Gavin Smith: All of you involved in the film are amazed that it's in the New York Film Festival. Why is that?

Steve Coogan to Gavin Smith: "I was quite shocked that you wanted it."
Steve Coogan to Gavin Smith: "I was quite shocked that you wanted it." Photo: Anne-Katrin Titze

Steve Coogan: Well, because it's broad comedy… I was quite shocked that you wanted it.

He went on to explain the longevity of the character.

SC: We haven't saturated the audience with the character… He's sort of my bête noire, Alan. He's like an annoying relative that you quite like to see on holidays but you don't live with him. When you write for a character it becomes very intense. Being in a room with Alan Partridge for, like, seven months, is really quite annoying. So you have to walk away. And after a while you start to miss him.

Coogan also talked about the problems putting the character on the big screen.

SC: What you have to do is try and make it in some way cinematic but at the same time not lose that small world quality. So you're trying to square a circle. If you make it too outlandish, you lose the essence of the character. If you make it too small and parochial then it won't justify itself as a film… One of our reference points was Dog Day Afternoon (1975) because that film has a big siege… The other reference point was Ace In The Hole (1951) with Kirk Douglas. The essence we took from that - Kirk Douglas is a reporter and there's a guy trapped in a well [trapped in a cave]. He's trying to spin the story and keep the guy in the well to capitalise on it and make himself famous. We used that with Partridge.

He stopped the filming to rewrite scenes.

SC: The film was actually a nightmare to make… I was rewriting scenes late at night for next day's shoot. It was an incredibly pressurized experience...

Making it funny … I had to say: Look we need to make this less inventive cinematically… so that people could catch the comedy.

Tim Key as Simon with Partridge: "He's sort of my bête noire, Alan."
Tim Key as Simon with Partridge: "He's sort of my bête noire, Alan."

Following the conversation, I had the chance to inquire into how Steve Coogan sees Alan Partridge now.

Anne-Katrin Titze: I have not been familiar with this character until today. So, I am wondering if there is development in his humiliation over 20 years?
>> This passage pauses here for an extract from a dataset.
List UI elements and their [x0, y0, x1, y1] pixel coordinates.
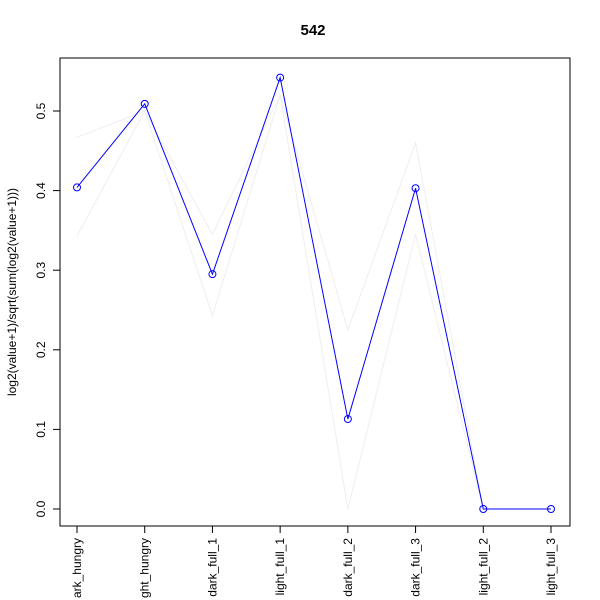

Steve Coogan: Is there development in his humiliation? I don't think there is development in his humiliation. It's a character that had a profile in the UK for 20 years. The character has developed, he has become more rounded, less caricatured. Just because otherwise I get bored of it. You refashion something, reshape it, improve it. I think the character early on actually was very much a farcical character. He was very funny, because you just laughed at him and his foolishness. What has developed over the years was giving him a little bit empathy, however stupid he is, and giving him some sort of vulnerability which wasn't there at the outset. The character definitely has developed - in two ways. One, the character has actually become more rounded. There are two new writers on the character now. They helped develop him and make the comedy more resonant. And the character has changed also because people do change. Early on he was quite right-wing. Now he's right-wing but he developed a different sensibility. Same way that, you know, some Republican politicians don't mind gay people. Years ago, that wouldn't have been the case. Alan has to reflect the change in the social mores.